Comprising 125 original black and white photographs – 54 from Fink’s book The Beats, and 71 from his book The Vanities – this exhibition is on view at the ground floor of the Armani/Silos. Milan. Although both sets of pictures have appeared in international exhibitions and  photography festivals, they have never before been shown together, making The Beats and The Vanities a unique opportunity to gain a special insight into this photographer’s idiosyncratic vision.

Giorgio Armani says: ‘I am really pleased to bring Larry Fink’s work to Milan. I find his ability to capture form and line in such a fluid way something I can really relate to as a designer. Fink is a jazz fan, and you can see these images in terms of musical composition – people in flow, surprising us, possessing an unselfconscious sensuality. There is much that a fashion designer recognises here.’
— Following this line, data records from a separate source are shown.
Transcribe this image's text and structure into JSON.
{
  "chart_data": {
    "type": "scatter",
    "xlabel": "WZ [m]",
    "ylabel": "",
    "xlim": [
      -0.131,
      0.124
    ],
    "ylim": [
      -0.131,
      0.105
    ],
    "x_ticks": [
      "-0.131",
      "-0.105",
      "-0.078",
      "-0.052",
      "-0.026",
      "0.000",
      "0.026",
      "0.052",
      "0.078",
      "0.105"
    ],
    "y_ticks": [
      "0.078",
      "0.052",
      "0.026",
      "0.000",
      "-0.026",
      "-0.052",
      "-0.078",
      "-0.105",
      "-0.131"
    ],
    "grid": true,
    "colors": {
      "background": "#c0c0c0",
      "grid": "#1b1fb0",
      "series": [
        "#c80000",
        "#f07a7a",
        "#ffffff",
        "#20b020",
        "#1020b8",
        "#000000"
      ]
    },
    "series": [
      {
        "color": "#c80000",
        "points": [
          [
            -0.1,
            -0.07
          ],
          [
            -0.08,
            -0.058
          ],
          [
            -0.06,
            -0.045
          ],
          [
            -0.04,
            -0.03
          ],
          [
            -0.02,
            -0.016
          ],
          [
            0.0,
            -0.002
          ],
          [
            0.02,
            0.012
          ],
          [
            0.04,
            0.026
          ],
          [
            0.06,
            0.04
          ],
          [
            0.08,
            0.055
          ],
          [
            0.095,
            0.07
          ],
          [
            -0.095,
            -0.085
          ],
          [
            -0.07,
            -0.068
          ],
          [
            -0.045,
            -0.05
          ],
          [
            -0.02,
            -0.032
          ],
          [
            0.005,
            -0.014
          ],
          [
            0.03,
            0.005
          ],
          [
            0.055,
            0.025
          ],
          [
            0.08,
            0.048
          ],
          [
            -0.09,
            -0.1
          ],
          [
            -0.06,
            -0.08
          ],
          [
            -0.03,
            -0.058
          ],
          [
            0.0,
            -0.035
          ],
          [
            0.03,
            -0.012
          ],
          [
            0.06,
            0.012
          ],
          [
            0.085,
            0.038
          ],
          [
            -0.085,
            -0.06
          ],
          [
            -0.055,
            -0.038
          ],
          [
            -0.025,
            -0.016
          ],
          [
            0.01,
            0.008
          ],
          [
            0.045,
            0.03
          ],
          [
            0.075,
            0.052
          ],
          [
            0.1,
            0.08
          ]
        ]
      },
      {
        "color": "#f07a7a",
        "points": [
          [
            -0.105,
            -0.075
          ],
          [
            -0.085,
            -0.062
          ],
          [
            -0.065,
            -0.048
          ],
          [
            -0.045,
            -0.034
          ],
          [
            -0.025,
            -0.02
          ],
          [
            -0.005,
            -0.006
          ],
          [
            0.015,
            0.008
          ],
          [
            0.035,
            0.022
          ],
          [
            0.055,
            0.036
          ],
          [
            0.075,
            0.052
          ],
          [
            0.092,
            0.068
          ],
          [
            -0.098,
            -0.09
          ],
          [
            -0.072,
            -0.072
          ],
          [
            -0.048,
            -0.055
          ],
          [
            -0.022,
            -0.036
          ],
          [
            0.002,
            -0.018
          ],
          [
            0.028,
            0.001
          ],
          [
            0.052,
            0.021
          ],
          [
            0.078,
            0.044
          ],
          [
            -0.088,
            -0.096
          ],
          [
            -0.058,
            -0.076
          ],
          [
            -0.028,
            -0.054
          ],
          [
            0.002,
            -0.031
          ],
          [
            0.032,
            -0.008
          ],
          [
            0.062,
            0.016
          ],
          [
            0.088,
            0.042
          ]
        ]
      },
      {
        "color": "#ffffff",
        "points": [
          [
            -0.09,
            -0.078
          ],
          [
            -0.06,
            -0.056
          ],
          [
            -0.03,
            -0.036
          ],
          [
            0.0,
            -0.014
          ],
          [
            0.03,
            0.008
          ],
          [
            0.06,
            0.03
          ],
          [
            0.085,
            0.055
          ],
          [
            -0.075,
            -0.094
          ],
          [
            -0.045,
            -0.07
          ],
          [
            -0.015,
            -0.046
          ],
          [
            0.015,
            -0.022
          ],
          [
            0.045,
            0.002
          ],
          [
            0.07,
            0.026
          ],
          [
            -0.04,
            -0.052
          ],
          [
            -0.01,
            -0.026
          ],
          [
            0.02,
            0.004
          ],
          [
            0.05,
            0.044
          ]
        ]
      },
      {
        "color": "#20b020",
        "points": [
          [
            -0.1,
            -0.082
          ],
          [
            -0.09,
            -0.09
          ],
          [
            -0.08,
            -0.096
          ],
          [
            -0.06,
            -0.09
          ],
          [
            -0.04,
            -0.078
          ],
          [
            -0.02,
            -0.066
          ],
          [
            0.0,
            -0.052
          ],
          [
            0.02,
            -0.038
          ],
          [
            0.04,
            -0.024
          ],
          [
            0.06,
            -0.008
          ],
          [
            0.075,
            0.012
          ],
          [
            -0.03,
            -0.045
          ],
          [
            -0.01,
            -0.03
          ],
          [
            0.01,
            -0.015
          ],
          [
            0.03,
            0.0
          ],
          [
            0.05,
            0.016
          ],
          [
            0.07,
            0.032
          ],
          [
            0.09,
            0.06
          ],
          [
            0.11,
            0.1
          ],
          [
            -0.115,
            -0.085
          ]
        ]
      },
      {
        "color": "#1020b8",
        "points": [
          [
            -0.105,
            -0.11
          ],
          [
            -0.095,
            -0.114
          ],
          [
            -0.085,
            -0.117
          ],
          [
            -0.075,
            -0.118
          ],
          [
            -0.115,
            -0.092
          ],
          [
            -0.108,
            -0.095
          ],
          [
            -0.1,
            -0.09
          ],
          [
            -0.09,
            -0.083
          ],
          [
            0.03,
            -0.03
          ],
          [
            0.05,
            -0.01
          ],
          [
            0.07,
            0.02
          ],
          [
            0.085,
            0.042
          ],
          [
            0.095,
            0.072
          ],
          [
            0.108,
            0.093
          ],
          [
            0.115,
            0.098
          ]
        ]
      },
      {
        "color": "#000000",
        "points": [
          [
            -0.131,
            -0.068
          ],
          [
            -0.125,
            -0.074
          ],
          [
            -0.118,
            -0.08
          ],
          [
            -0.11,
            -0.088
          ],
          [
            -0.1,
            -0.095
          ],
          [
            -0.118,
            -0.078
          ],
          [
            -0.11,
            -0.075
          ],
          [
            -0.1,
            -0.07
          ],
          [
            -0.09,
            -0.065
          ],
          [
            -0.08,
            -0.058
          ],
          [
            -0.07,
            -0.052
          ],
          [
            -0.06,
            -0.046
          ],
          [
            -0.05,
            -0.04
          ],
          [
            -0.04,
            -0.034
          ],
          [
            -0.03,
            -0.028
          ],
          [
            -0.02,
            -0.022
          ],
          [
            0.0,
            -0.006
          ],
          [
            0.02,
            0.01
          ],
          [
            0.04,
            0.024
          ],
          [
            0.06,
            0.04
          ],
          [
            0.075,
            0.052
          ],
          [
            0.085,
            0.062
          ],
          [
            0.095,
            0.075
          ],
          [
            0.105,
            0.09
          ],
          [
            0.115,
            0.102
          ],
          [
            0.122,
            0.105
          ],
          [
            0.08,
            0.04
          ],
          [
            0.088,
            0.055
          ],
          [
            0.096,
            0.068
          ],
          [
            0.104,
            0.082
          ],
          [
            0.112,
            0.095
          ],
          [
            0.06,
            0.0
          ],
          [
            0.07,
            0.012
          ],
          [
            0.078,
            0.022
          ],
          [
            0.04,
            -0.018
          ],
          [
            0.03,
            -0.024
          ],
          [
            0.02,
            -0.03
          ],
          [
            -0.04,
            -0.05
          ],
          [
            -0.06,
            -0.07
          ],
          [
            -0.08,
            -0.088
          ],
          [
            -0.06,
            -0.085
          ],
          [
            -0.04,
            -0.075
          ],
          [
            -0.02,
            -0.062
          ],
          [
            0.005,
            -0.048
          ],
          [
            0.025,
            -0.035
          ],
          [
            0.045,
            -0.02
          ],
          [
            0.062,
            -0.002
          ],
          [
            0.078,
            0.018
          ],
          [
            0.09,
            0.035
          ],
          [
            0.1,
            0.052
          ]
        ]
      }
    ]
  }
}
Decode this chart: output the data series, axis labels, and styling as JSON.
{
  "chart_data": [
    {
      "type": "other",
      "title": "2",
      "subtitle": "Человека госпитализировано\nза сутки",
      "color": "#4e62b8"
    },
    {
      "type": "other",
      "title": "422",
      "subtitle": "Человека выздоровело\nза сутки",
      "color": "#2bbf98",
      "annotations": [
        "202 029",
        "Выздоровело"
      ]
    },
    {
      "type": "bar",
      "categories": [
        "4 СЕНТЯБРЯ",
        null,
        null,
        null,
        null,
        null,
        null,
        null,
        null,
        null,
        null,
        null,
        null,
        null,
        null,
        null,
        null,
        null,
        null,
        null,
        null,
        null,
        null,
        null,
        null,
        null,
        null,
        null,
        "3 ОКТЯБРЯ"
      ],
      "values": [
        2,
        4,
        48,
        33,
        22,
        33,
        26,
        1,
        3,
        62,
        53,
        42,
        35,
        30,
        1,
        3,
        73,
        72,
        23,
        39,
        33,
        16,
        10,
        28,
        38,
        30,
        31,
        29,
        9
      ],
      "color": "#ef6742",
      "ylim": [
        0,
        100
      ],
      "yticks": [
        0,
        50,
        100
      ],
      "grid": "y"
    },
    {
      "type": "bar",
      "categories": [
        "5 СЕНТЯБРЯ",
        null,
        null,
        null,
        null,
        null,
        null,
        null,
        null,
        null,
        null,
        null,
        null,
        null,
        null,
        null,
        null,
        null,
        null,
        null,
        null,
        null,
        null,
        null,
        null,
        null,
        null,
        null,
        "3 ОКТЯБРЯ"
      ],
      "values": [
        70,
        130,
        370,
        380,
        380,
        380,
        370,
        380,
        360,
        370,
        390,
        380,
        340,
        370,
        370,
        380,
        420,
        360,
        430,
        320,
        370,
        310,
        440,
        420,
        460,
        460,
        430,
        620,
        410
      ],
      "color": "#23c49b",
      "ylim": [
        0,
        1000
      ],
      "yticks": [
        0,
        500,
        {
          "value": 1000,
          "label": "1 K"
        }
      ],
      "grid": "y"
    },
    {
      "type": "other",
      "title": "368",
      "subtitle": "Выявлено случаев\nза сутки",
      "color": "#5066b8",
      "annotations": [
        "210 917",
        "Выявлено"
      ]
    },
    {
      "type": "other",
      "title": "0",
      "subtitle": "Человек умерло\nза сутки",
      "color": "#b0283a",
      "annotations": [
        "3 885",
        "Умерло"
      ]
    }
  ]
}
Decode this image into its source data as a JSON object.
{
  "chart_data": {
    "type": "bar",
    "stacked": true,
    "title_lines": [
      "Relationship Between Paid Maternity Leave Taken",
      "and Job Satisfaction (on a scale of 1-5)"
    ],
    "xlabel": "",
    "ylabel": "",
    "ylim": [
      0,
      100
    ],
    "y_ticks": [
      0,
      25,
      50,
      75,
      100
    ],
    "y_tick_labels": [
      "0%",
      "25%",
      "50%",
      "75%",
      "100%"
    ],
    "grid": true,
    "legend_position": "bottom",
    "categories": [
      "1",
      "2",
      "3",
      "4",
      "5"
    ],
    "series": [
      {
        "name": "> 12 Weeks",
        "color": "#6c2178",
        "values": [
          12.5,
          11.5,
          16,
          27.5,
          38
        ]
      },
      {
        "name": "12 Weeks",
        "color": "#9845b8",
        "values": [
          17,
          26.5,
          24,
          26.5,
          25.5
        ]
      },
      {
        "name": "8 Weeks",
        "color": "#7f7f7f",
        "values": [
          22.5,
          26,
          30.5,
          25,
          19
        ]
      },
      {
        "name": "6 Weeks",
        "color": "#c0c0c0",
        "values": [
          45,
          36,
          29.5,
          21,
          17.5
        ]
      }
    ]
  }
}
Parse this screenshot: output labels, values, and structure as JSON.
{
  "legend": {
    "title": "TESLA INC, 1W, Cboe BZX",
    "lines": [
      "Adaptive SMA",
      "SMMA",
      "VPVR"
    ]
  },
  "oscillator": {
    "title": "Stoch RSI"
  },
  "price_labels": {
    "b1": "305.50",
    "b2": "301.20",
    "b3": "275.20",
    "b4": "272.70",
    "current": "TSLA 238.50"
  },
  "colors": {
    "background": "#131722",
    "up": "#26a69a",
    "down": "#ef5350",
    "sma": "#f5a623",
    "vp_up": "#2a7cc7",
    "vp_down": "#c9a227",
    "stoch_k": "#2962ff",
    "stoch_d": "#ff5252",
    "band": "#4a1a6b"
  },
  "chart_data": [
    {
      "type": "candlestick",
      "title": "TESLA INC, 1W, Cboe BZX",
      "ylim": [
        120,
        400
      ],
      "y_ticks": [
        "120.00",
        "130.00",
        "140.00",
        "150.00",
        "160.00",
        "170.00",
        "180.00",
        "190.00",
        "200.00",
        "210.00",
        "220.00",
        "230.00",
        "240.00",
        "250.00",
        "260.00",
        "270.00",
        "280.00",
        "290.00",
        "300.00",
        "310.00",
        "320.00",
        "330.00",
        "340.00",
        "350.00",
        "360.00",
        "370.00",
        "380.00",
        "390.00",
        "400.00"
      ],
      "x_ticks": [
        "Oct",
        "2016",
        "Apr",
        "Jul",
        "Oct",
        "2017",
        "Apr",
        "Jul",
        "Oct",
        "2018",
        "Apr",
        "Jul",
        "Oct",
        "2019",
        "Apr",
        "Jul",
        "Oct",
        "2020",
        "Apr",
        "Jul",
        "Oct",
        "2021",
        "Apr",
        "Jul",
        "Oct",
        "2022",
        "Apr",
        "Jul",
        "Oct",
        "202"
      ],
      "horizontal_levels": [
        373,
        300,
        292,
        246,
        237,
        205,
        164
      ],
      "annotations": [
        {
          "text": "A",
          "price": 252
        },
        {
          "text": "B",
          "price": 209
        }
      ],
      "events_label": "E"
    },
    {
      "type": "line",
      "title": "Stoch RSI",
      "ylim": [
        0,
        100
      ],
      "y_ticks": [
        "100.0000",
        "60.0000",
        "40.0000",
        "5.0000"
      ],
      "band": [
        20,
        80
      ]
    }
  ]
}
Larry Fink says: ‘I am really pleased that Giorgio Armani has decided to exhibit The Beats and The Vanities together. The pictures have more in common than might at first be obvious: from two different opposing levels of egotism, The Beats and The Vanities live within the same valley. Each set of participants fashions themselves to be on the top of the mountain of contribution. It is great that Armani has recognised this. This is the first time both collections of images will hang in the same space and this is also the first time that the Armani/Silos presents a one-man photography exhibition. Of course, the images were made forty-five years from each other. The Beats were photographed when I was a young romantic, The Vanities when I was – not hardened – but a humanist ironist. Therein, the two works have different aesthetics and moral calculations.”

Larry Fink was born in Brooklyn and grew up in a progressive and politically active family. He cut his teeth as a photographer as part of the late beat generation, when he hooked up at 17 with a group of beats. Living in the basement of the Sullivan Street Playhouse, next door to the famous Village Gate Jazz Club, the soundtrack to his life was provided by live sessions by the likes of John Coltrane, Art Blakey and Charles Mingus.

Part of the beat movement himself, attending protests against the Vietnam War and marching on student campuses, Larry was nevertheless an observer, documenting the times through his medium-format camera. His pictures are a wonderful time capsule. Following his friends’ unconventional lifestyle, including a madcap hitchhiking trip from New York to Mexico, he captures perfectly the sense of romance and rebellion that characterised the underground jazz-fuelled youth movement of the time.

The type of empathy his beat photography displays would later make him, perhaps counter-intuitively, the perfect photographer to capture the circus that is the Hollywood party. A regular editorial contributor to The New Yorker and Vanity Fair, it was the latter publication that recognised that Larry would bring something different to the magazine if let loose among the guests of its glitzy social gatherings. Fink’s visual record of celebrities and their surrounding is not concerned with who’s who, just what’s happening. ‘I really do embrace – or try to embrace – the souls of all people, regardless of their conditions,’ says Fink.

Today, at 76, Larry Fink is rightly recognised as a great talent, and the one-man show at the Armani/Silos follows many others he had at places like New York’s Museum of Modern Art and Whitney Museum of Modern Art. The recipient of many awards and two John Simon Guggenheim Fellowships and two National Endowment for the Arts, Individual Photography Fellowships, Fink has also been teaching for over fifty years and holds professorial positions at Yale University, Cooper Union and Bard College, where he is now a honorary professor.

The Beats and The Vanities, Photographs by Larry Fink will be on show at the Armani/Silos from April until the end of July 2017.